Frank W. Mitchell
Frank W. Mitchell occupies a commanding position in the business circles of Seattle, being the vice-president and manager of the store belonging to the Mitchell, Lewis & Stayer Company, extensive dealers in mining and milling machinery, wagons and carriages. It is true that he entered upon a business already established, but many a man of less resolute principles could not have carried on the work, increasing the business of the house as he has done, and in his labors he has shown marked enterprise, keen discernment and strong purpose. Mr. Mitchell is a native of Washington and his family is of Scotch lineage. The grandfather, Henry Mitchell, was born in Scotland on the 11th of March, 1810, and in 1833 crossed the Atlantic to the new world, taking up his abode in Chicago, Illinois, where he engaged in the manufacture of the Mitchell wagon. In 1856 he removed to Kenosha, Wisconsin, where he established the Bain Manufactory, which he afterward sold to E. Bain. His next place of residence was Racine, and there he became the, founder of the Mitchell & Lewis Company, which carried on a very extensive business there, manufacturing thirty thousand wagons yearly. Mr. Mitchell died on the 23d of October, 1893, at the advanced age of eighty-three years.

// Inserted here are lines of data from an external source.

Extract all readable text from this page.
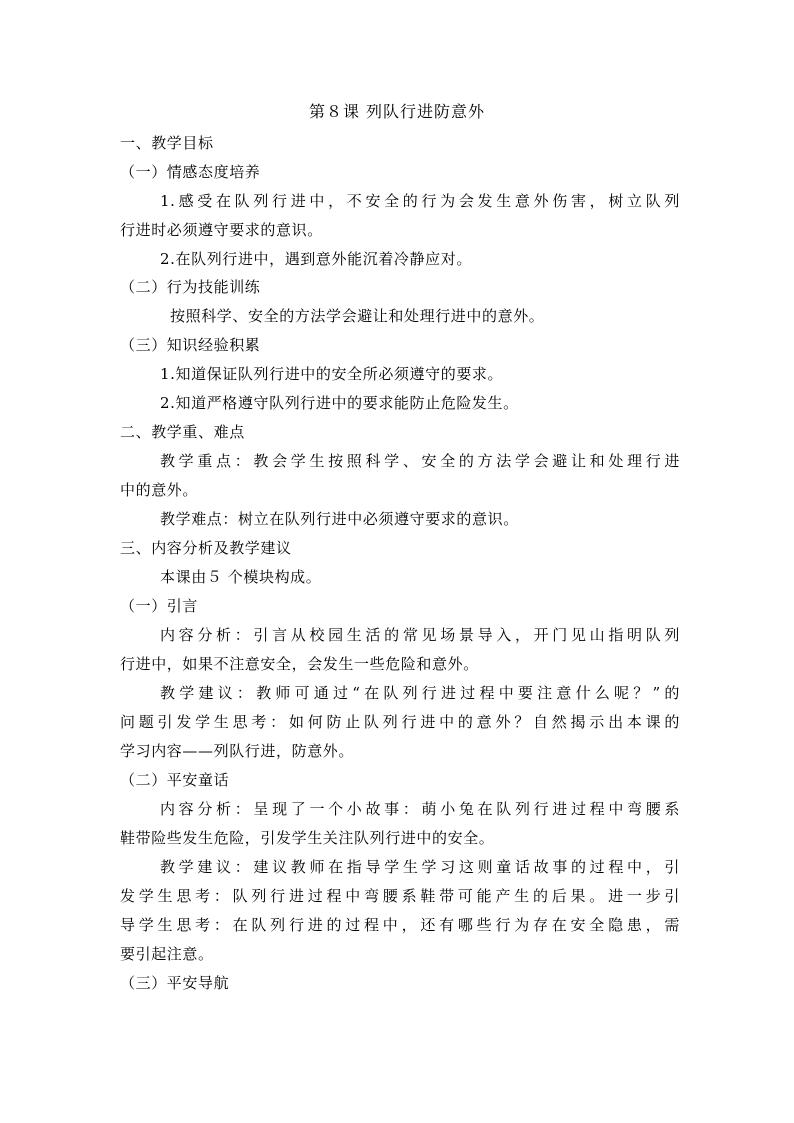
第８课 列队行进防意外
一、教学目标
（一）情感态度培养
1.感受在队列行进中，不安全的行为会发生意外伤害，树立队列
行进时必须遵守要求的意识。
2.在队列行进中，遇到意外能沉着冷静应对。
（二）行为技能训练
按照科学、安全的方法学会避让和处理行进中的意外。
（三）知识经验积累
1.知道保证队列行进中的安全所必须遵守的要求。
2.知道严格遵守队列行进中的要求能防止危险发生。
二、教学重、难点
教学重点：教会学生按照科学、安全的方法学会避让和处理行进
中的意外。
教学难点：树立在队列行进中必须遵守要求的意识。
三、内容分析及教学建议
本课由５ 个模块构成。
（一）引言
内容分析：引言从校园生活的常见场景导入，开门见山指明队列
行进中，如果不注意安全，会发生一些危险和意外。
教学建议：教师可通过“在队列行进过程中要注意什么呢？”的
问题引发学生思考：如何防止队列行进中的意外？自然揭示出本课的
学习内容——列队行进，防意外。
（二）平安童话
内容分析：呈现了一个小故事：萌小兔在队列行进过程中弯腰系
鞋带险些发生危险，引发学生关注队列行进中的安全。
教学建议：建议教师在指导学生学习这则童话故事的过程中，引
发学生思考：队列行进过程中弯腰系鞋带可能产生的后果。进一步引
导学生思考：在队列行进的过程中，还有哪些行为存在安全隐患，需
要引起注意。
（三）平安导航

William Henry Mitchell, the eldest son, and the father of our subject, was born in Chicago in I834 and accompanied his parents on their removal to Kenosha. The year 1853 witnessed his arrival on the Pacific coast. He crossed the plains with oxen, leaving’ his Wisconsin home in April and arriving in Olympia, Washington territory, in the following October. He was a single man at that time, but while enroute met the lady who afterward be...
(left out page 257, discussing his father’s history)

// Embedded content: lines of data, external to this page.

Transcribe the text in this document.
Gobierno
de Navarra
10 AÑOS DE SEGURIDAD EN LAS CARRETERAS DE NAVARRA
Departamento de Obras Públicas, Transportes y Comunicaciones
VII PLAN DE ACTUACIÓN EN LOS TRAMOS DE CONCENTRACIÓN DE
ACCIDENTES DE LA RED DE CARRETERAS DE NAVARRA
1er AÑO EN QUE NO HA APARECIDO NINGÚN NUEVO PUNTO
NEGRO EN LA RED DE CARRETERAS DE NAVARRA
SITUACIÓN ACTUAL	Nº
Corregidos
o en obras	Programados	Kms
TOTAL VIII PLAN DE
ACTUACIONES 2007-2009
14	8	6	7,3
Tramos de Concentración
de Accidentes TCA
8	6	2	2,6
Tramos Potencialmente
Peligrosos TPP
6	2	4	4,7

... thought and opinion as well as in industrial and commercial circles. Mr. and Mrs. Mitchell were the parents of five children, four of whom are yet living: H. W., who is now manager of the business of the Mitchell, Lewis & Stayer Company in Portland, and is secretary and treasurer of the corporation; Edith, the wife of A. McCoquadale, an employee of the Oregon Railroad and Navigation Company, at Portland; and Albert B., who is with his father in Tumwater.
Frank W. Mitchell was educated in the schools of his native city and in a business college in San Francisco, California. In 1882 he became connected with his father’s business as a bookkeeper, also performing other office duties, and the latter went upon the road as a traveling salesman through the northwest, selling the products carried by the house. He also opened a branch house in Walla Walla, conducting it for a year, at the end of which time he again went upon the road. In 1887 he returned to the office and continued his connection with the business in Portland until 1894, at which time he came to Seattle to assume the management of the extensive trade which is controlled from this point, the house having been established here at the time of the incorporation of the company in 1892. They deal on an extensive scale in mining and milling machinery, wagons and carriages, their goods being shipped to many parts of the United States. His business ability, executive force and keen insight have been largely instrumental in promoting the business in the northwest, bringing to the corporation a high degree of prosperity.
In 1887 was celebrated the marriage of Mr. Mitchell and Miss Georgie May Riggen, of Portland, who was born in California. They became the parents of one daughter, Mildred May, who was left motherless in 1897 by the death of Mrs. Mitchell. On the 1st of January, 1900, Mr. Mitchell was again married, his second union being with Miss Marie Histermann, a native of Germany, who in her childhood was brought to America by her parents, who located in Milwaukee, Wisconsin. Later she returned to the fatherland and was educated in some of its best schools. In 1889 she came to Seattle, just after the great fire here. Both Mr. and Mrs. Mitchell have a host of warm friends in this city, the hospitality of many of its best homes being accorded them. Mr. Mitchell is one of the native sons of Washington, having always been identified with the interests of this state. He votes with the Republican party and is deeply interested in all that pertains to the progress and improvement of the northwest. He is thoroughly informed concerning his business, having made a close study of it in principle and detail. He stands to-day, strong in his manhood and strong in his honor and good name, a mc prominent and active factor in the commercial life of northwest.